4
Yorum
5
Beğeni
5,0
Puan
1873
Okunma

bir keklik öttü çok uzaklarda
“-daa haa ” diyerek
“-de haa ”
“-deyhaaa”
“-di ta ya len”güya
gösterdiler bana da
seçemedim yine de
“-ıhı len”
“işdehecik len”
“işdecik len yavrılarını toplayıp batır ya”

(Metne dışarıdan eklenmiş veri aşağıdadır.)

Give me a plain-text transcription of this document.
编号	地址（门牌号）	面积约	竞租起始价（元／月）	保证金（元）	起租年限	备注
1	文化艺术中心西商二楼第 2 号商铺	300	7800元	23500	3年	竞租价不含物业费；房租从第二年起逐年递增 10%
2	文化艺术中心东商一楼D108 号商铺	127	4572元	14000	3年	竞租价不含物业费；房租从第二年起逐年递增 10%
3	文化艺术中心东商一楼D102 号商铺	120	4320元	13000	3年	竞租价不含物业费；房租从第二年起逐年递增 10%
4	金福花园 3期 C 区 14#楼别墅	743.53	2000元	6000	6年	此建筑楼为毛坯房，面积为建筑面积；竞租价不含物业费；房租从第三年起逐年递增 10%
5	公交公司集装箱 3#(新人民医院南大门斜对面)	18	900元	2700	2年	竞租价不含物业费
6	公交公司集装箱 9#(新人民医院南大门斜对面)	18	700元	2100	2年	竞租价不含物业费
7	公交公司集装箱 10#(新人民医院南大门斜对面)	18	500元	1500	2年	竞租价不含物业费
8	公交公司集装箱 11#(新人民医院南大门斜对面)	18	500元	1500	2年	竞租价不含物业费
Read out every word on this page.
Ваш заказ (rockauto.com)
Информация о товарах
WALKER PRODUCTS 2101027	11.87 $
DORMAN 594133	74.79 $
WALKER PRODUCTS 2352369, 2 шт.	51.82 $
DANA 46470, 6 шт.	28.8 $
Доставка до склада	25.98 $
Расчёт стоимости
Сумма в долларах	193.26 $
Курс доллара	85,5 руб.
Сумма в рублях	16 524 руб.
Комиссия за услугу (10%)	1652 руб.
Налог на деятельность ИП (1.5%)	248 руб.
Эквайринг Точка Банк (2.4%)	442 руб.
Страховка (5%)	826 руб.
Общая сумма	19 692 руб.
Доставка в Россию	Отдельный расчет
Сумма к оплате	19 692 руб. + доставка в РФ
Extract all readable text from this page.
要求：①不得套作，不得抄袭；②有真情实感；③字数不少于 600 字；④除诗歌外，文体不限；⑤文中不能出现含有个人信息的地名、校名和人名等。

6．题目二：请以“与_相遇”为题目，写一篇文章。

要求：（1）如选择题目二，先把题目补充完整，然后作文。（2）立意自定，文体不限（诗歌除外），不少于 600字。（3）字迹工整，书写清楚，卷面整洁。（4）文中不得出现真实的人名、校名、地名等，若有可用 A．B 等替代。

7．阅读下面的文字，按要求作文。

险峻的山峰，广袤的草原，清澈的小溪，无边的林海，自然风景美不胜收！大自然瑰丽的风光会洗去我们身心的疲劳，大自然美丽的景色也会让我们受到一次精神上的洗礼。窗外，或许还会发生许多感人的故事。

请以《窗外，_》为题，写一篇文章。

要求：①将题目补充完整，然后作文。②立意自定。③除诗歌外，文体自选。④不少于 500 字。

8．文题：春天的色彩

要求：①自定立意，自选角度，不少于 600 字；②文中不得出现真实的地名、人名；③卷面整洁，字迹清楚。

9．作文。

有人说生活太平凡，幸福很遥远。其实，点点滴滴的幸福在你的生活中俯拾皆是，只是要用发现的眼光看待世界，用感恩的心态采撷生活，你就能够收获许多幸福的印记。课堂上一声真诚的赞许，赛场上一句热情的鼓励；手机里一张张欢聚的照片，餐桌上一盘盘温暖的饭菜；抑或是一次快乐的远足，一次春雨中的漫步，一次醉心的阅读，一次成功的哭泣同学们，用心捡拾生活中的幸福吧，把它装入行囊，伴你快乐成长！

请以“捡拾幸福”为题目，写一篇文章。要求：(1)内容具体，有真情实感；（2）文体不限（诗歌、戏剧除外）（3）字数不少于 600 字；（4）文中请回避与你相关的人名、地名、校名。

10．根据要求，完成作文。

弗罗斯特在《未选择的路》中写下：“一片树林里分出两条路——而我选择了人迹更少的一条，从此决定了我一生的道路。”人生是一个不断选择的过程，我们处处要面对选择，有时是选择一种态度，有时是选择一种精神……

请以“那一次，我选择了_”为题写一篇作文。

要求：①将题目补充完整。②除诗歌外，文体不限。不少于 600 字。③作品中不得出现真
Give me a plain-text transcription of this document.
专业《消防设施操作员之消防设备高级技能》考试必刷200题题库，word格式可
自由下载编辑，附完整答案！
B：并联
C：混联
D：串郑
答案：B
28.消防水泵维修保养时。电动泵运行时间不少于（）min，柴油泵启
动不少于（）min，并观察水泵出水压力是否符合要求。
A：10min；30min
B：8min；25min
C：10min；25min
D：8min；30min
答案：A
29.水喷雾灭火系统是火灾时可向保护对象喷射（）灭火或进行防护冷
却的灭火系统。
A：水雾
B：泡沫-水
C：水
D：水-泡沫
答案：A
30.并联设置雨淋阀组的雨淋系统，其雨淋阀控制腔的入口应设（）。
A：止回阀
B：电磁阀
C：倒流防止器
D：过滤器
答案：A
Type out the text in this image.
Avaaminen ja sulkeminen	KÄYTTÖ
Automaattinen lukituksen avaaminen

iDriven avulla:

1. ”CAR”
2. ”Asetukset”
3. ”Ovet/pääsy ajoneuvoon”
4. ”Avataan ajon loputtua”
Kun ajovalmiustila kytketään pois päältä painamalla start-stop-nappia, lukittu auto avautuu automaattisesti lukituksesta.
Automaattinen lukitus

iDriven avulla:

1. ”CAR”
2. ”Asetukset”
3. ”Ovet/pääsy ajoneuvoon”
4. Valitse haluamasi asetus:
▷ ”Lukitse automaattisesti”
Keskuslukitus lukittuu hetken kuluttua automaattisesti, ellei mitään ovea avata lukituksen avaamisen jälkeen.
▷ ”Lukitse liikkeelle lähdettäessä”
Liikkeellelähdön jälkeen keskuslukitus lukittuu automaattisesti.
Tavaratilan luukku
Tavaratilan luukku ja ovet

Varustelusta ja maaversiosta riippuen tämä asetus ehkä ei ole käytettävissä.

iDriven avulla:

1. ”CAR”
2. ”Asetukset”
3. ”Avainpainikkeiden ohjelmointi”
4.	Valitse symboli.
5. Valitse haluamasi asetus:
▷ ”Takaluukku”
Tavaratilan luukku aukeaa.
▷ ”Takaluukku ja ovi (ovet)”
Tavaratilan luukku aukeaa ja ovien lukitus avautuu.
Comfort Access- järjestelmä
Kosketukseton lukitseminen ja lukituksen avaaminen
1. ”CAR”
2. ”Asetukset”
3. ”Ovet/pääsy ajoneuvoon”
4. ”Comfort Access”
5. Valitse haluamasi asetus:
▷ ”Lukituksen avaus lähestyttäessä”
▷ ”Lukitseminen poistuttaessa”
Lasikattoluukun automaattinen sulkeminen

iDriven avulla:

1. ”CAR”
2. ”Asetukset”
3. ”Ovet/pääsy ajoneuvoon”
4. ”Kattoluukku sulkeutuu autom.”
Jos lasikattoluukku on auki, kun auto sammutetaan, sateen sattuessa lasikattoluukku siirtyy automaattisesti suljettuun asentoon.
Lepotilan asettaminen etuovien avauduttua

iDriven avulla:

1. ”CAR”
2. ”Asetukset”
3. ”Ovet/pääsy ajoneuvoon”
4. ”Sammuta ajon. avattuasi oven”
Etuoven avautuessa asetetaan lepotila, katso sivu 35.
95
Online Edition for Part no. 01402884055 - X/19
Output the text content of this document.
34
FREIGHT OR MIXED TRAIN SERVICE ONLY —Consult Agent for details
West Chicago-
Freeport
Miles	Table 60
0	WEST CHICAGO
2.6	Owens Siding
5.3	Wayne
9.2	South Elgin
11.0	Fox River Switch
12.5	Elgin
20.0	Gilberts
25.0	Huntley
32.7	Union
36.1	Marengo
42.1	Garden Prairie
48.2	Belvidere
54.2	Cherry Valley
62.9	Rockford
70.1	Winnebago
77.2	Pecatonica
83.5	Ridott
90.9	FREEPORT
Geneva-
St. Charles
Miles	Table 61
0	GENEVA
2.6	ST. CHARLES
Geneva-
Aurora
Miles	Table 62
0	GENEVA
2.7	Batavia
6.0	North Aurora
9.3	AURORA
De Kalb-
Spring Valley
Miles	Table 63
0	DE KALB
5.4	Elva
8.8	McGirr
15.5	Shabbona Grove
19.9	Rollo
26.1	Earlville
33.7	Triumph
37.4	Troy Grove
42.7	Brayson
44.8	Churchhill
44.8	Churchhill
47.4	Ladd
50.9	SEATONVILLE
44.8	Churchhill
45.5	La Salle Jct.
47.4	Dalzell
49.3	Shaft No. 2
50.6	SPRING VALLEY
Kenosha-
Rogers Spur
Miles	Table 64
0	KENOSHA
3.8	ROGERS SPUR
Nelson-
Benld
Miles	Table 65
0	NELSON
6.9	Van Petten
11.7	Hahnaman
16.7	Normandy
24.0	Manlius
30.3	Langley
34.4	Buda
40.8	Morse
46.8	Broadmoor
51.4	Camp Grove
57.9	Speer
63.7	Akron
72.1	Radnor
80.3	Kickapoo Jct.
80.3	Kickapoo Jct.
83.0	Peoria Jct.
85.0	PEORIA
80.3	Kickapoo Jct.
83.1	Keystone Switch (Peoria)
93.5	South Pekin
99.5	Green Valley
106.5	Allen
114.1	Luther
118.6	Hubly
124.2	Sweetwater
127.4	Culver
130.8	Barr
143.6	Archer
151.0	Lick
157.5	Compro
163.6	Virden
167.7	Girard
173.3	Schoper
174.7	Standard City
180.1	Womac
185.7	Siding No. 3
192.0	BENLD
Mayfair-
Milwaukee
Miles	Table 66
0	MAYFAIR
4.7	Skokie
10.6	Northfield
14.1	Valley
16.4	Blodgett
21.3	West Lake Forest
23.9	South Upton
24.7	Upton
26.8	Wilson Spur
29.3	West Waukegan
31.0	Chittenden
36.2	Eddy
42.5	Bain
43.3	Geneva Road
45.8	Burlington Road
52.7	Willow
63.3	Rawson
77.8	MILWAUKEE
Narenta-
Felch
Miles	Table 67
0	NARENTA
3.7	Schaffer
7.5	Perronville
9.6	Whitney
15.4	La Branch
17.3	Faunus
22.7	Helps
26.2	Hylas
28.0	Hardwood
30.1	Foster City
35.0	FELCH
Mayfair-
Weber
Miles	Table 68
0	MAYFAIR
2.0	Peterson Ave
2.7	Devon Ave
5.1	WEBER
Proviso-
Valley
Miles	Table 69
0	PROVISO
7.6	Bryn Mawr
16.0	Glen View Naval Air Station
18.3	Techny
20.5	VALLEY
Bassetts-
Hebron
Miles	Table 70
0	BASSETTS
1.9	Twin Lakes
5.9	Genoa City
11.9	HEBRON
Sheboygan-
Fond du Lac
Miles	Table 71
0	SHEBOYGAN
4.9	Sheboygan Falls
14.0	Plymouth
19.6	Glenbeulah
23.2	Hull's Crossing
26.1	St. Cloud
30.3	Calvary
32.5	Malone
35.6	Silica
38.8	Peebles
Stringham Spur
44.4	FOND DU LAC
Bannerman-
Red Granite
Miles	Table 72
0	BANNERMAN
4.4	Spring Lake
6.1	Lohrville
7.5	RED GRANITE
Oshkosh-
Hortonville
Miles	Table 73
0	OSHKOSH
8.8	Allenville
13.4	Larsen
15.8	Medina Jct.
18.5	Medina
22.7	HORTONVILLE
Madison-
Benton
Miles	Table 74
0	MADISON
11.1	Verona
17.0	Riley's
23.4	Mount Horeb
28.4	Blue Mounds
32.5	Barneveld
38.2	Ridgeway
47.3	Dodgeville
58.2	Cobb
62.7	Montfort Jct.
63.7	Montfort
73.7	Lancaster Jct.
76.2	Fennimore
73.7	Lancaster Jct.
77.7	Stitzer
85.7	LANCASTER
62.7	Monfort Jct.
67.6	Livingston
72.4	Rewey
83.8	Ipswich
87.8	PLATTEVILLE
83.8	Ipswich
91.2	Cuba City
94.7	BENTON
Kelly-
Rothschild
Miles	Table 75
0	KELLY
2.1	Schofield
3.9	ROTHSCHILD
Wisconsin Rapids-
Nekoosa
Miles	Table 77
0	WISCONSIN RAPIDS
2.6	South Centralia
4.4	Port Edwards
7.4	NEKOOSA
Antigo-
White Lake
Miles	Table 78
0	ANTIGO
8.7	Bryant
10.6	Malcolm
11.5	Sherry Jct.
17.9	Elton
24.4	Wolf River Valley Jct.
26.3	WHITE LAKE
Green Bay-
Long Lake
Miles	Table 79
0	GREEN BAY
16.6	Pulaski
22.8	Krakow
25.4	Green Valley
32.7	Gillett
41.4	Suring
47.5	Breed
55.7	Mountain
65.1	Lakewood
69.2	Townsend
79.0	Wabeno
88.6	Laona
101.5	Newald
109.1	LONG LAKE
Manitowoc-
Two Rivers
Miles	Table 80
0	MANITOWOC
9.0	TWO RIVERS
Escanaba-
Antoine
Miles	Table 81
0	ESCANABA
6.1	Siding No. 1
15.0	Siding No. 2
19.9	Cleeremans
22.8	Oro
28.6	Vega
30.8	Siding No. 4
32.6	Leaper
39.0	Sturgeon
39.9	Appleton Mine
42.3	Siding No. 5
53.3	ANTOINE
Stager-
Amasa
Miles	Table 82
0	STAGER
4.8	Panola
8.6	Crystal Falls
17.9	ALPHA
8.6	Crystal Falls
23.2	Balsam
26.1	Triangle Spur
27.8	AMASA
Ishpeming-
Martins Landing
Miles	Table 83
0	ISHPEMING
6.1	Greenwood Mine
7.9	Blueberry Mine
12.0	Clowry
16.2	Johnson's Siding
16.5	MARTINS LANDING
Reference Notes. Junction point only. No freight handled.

çok geçmedi uzaklarda bir keklik daha
başka bir tepeden, öbür tepeye
bir diğeri karşılık verdi ona da
palaz ararken tuzak bulduk
çalıların karaltısında
bozup-dağıttık sağa-sola...
agam “-tuzağa düşen kekliği,
tilki bulur yer” dedi
“tuzağı bozma nedeni” olarak
sonra da aklına, belki
babamın kurmuş olabileceği geldi
“-kimseye deme” dedi
“-sırrımız olacak”
sanki hayır deme şansım varmış gibi.
ebem illa bir şey söylerek,
koruyup kollayacak
“-dıkgat edin üstünüzü başınızı, çöğüre
çalıya sürtünüp,
yırttırmayın” dedi
sanki cedid-yeni de
nayeti agamın eskisi
ordan-ora bir elöpeni kovaladık
kuyruğundan yakaladık
o kaçtı kuyruğu kaldı bize
bir tosgaba gördük taşladık
olmadı ters çevirdik, sırtının üstüne
agam; “-siğil atar bu” dedi telaşlandık,
debelendi, taş koyduk irice
taş devirmece “kale” oynadık,
ben yarı mesafeden attım
yine de
ildiremedim bir tane bile
söğüt dallarından atlara bindik
tosbağayı ayağımla düzelttim gizlice
eve dönmeden önce
“-Alla(hı)n yarattığı ma(h)lık”
sellerin yardığı, taşlar yığdığı
dere kıyısı boyunca
üzerlik kokulu bayırı tırmandık
üçünden gün almamışlığımla
kendimi ispatlamak işkence
köye herkesten önce
söğüt dalından atıyla agam ulaştı
arkasından diğer oğlanlar
eşeklerin arkasından kadınlar
onlardan çok gerilerde
ben vardım elbette
çelimsiz, mahzun, buruk, cüce
ben bana acırdım, “zavallı
ne, söğüt dalından da olsa atı
ne, mızıladığına aldıranı
ne de sırtına hopuç edeni vardı
dingin, gözleri kan çanağı
“-ikisinin içinde
üçünden gün almadı”
üstelik ikinci çocuk!
ha işte!
öğeyiden hallice..
DİPNOTLAR
da ha, dahacık: bak işte orada anlamında
de ha / te ha : işte orada
deyha : bak taa orada, (bir şeyi işaret için kullanılır)
di taa : bak orada
ta di ya : orada, bak taa orada
ıhı, ihi/aha: işte, hemen yakında, aralı değil anlamında
garaltı / karaltı : görünmeyen, alaca karanlıkta tam olarak seçilemeyen, hateketli tahmin edilen şey
elöpen: Süleymancık, yusufcuk, kertenkele
tosgaba / tosbağa: kaplumbağa
üzerlik: genellikle yeşil kalan, hayvanların yemediği, tohumları boncuk gibi dizilerek nazarlık yapılan yabani ot
5.0
100% (4)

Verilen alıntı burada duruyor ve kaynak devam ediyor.